I mean most people who are directors do about 50% clinical work and 50% administrative work. I do a day a week private practice and about 50% of the remaining time in clinical work. It will be the same at Monash. For the administrative stuff, I think you just have to be organized. You need a really good PA. This person is almost as important as your partner in making your life work. There's a reason that surgeons marry their secretary, it’s because they’re really important people and they see them all the time.
People always think that admin is paperwork and boring shit. Yes, there is that, but I think what the administration offers is the ability to do the strategic planning work, to work out where the service is going, where the expansion should be going, and hopefully develop services that fulfil needs, and to change things. For instance, outpatients is done in the same way now as when I was a medical student, which is quite a long time ago. I mean, yes, now we have an EMR, that's probably the major change. Yes, we have a bit of tele-health, but not really. We haven't taken now that next leap.
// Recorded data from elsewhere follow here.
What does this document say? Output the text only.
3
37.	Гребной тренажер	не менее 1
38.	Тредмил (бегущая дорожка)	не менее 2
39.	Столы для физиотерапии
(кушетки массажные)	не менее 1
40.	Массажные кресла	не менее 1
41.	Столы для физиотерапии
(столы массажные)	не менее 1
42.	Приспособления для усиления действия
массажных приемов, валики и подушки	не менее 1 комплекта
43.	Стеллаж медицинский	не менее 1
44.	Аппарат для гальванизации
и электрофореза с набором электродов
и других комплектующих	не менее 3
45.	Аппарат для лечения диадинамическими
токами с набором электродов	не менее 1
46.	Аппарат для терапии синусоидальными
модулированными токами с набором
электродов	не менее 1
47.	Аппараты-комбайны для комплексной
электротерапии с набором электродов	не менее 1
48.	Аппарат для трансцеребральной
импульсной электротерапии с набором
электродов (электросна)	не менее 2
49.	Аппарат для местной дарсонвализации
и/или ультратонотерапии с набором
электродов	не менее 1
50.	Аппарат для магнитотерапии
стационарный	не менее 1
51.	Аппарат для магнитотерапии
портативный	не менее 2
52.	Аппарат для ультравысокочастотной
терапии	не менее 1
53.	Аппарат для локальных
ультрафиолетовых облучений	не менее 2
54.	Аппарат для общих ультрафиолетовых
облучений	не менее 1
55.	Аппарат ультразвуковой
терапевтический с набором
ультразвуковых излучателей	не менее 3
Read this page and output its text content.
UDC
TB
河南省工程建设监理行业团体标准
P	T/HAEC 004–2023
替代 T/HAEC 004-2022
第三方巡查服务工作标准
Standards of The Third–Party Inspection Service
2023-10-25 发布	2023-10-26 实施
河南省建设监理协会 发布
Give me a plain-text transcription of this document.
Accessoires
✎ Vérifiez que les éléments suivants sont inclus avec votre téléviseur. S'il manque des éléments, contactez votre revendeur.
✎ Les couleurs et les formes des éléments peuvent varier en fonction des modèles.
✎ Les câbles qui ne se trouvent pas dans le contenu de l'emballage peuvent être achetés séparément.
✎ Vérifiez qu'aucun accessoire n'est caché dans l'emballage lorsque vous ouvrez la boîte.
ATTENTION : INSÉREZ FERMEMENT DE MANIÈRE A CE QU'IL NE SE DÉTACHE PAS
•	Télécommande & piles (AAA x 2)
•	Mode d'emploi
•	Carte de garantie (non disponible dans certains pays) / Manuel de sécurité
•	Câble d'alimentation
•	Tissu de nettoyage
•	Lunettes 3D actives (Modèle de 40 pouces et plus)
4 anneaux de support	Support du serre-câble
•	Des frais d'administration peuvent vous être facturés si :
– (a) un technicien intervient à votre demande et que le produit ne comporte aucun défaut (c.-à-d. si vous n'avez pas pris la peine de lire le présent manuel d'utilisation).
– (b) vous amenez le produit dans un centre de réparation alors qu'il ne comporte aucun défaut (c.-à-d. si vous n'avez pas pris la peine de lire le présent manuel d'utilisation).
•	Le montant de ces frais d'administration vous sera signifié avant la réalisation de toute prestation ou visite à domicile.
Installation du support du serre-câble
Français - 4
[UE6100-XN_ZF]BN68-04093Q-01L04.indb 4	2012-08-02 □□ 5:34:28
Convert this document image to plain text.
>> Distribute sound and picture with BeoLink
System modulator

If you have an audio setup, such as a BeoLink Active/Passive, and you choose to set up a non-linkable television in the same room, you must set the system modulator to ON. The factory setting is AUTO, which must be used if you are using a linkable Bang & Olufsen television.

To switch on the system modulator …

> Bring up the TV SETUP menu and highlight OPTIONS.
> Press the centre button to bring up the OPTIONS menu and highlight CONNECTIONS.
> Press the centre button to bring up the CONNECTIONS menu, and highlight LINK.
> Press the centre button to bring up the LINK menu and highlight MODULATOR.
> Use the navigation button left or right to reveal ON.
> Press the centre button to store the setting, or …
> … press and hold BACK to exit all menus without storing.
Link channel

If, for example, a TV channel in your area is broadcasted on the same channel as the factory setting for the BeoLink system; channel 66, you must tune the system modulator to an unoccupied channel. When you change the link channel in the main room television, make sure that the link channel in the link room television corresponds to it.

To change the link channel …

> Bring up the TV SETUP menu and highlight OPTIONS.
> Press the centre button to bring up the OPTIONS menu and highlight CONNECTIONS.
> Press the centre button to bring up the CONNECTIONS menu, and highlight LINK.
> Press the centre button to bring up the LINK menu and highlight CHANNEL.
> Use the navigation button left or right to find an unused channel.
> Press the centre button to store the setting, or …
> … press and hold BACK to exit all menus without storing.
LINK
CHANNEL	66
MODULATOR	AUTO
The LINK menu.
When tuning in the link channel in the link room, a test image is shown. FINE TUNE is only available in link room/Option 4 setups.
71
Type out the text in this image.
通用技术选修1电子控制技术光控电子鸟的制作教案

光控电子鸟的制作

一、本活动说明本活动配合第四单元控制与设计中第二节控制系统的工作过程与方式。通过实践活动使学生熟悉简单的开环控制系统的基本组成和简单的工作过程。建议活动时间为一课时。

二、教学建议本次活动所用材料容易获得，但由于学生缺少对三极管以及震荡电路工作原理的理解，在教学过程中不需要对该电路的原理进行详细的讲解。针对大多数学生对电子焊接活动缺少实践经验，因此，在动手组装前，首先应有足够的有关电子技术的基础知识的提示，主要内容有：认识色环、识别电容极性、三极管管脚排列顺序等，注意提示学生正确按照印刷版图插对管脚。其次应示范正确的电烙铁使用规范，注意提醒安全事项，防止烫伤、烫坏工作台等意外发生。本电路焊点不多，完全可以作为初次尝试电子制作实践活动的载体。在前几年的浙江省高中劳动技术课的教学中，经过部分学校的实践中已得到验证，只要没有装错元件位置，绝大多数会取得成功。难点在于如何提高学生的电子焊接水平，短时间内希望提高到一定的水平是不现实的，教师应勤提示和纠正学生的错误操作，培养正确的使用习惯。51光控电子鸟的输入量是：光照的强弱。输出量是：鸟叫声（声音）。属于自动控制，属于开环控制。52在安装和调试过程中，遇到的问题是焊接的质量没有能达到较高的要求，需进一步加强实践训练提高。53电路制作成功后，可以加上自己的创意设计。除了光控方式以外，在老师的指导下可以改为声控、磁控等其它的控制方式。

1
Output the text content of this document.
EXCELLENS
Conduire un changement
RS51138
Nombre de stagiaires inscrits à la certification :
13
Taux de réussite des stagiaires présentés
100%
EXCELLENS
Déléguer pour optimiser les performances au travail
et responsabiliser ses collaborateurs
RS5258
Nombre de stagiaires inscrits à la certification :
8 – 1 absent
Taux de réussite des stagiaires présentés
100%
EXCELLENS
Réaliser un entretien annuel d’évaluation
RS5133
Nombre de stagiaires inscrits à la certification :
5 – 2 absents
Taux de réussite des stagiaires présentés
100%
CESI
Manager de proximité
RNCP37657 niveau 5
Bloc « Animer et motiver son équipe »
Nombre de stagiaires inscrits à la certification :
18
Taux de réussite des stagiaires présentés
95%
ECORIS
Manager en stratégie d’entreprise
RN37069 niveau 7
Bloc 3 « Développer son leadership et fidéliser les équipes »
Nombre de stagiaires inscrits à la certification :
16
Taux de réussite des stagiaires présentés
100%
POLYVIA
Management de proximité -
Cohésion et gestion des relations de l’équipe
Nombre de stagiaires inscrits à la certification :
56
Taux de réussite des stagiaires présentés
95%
Part of that is a big picture problem, but part of that is that is has been driven by our suite of quite conservative practitioners who like the one-to-one. There's only so much you can do with one-to-one.
There are other health services overseas where they do things differently, in a slightly more group or streamlined manner. You end up with the one-to-one, but you don't necessarily have to spend so much time. They have been forced to do that because of the sheer number of patients. I think it behoves us to look at those the ways people are doing it in those countries and look at what we could utilize. Hopefully that will be one of the things I’ll get to play with at Monash.